III.2 Wachtgeldregeling
De wachtgeldregeling is niet van toepassing.
IV Arbeidsongeschiktheid
IV.1. Collectieve Arbeidsongeschiktheidsverzekering (CAOV)
Voor predikanten is een collectieve arbeidsongeschiktheid verzekering afgesloten. Bij arbeidsongeschiktheid heeft de predikant recht op een arbeidsongeschiktheidspensioen volgens de voorwaarden zoals vermeld in de polisvoorwaarden van de verzekering.
Volgens de kerkorde wordt aan een predikant, die recht heeft op een arbeidsongeschiktheidspensioen, ongevraagd emeritaat dan wel ontslag verleend, als de arbeidsongeschiktheid tenminste twee jaar heeft geduurd.

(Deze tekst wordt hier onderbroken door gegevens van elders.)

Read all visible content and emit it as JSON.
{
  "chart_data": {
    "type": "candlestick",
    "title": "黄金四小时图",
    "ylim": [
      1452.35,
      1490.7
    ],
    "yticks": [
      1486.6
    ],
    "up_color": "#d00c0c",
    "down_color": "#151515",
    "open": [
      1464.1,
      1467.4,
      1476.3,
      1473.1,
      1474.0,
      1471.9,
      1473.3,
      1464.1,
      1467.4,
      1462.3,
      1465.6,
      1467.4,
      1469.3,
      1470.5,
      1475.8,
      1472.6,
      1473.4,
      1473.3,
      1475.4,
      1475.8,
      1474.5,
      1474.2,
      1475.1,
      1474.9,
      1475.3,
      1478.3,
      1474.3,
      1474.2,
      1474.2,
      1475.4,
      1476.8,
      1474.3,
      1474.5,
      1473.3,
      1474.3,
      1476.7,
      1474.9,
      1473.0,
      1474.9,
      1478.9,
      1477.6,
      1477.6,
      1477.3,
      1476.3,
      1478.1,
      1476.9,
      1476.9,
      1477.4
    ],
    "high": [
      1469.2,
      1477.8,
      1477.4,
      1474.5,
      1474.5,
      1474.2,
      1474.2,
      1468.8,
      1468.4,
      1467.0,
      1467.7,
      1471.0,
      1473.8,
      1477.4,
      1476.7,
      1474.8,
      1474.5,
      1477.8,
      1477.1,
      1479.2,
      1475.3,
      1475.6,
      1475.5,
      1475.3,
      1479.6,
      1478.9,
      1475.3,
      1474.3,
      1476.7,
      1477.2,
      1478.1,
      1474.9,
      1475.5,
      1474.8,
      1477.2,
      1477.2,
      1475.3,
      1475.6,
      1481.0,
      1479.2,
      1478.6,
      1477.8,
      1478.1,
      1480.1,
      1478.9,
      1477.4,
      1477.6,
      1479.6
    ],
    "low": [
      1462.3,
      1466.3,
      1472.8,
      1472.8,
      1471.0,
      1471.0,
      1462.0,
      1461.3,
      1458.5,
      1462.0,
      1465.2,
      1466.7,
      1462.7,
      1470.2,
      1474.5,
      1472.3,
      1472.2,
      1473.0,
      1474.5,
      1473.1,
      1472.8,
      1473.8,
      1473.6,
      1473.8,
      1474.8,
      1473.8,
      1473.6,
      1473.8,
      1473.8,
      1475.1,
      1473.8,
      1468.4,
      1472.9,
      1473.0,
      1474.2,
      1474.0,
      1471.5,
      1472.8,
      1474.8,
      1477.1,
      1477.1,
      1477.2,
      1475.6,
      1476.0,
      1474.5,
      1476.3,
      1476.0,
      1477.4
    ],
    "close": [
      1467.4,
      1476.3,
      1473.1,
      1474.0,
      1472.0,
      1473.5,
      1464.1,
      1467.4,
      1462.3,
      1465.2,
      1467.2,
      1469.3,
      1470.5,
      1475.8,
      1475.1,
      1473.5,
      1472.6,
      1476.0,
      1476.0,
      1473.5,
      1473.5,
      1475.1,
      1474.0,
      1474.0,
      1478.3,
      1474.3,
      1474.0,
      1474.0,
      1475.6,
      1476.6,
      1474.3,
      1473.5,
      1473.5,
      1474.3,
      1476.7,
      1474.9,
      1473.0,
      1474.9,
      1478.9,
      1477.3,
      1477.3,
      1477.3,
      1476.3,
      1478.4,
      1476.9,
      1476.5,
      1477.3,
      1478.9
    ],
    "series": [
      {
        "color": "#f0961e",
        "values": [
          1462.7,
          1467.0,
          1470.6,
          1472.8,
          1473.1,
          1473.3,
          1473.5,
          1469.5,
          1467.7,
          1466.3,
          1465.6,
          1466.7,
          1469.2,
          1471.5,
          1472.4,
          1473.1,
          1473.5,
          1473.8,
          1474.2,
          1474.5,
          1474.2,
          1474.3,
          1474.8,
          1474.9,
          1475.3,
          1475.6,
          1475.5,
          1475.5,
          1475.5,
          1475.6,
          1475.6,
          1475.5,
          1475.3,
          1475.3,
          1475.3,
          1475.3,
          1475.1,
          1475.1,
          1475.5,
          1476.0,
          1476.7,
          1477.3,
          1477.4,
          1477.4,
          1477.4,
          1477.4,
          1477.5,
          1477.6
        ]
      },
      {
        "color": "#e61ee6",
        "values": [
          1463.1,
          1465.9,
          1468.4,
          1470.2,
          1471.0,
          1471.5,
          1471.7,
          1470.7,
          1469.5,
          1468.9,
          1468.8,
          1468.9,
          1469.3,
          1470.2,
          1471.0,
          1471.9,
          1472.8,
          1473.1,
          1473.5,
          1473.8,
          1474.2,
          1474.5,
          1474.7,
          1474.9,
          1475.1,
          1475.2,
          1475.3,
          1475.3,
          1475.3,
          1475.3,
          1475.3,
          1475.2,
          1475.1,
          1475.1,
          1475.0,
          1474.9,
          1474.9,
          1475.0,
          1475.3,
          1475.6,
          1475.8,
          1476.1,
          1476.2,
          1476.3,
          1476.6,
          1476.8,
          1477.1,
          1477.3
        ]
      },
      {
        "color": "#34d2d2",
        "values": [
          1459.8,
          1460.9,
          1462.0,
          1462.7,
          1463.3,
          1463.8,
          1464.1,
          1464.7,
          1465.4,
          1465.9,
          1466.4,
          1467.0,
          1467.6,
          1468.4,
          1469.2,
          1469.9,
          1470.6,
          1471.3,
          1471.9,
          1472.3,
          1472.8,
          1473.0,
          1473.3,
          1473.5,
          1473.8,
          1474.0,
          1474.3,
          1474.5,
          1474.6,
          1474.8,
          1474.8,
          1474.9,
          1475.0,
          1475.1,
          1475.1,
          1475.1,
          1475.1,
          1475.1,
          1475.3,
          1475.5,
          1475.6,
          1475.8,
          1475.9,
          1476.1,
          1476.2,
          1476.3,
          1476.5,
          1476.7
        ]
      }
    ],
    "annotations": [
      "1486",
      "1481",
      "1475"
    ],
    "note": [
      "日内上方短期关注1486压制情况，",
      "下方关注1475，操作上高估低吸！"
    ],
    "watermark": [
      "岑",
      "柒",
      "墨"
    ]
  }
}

IV.2. Doorbetaling bij arbeidsongeschiktheid
Bij arbeidsongeschiktheid heeft een predikant gedurende het eerste jaar recht op 100% doorbetaling van het op dat moment voor de predikant geldende basistraktement inclusief vakantiegeld en eindejaarsuitkering. In het tweede jaar heeft de predikant recht op doorbetaling van 70%. Voor een predikant met een parttime beroep geldt dit naar rato van de aanstelling. Eventuele uitkeringen van de arbeidsongeschiktheidsverzekering worden op de traktementsbetalingen in mindering gebracht.
IV.3. Ziekteverzuimbeleid
De Commissie tot de Zaken is verantwoordelijk voor het opstellen en doen uitvoeren van het ziekteverzuimbeleid. Het ziekteverzuimbeleid is gericht op systematische begeleiding van predikanten bij ziekte met het oog op preventie van verzuim en bevordering van de re- integratie van de predikant.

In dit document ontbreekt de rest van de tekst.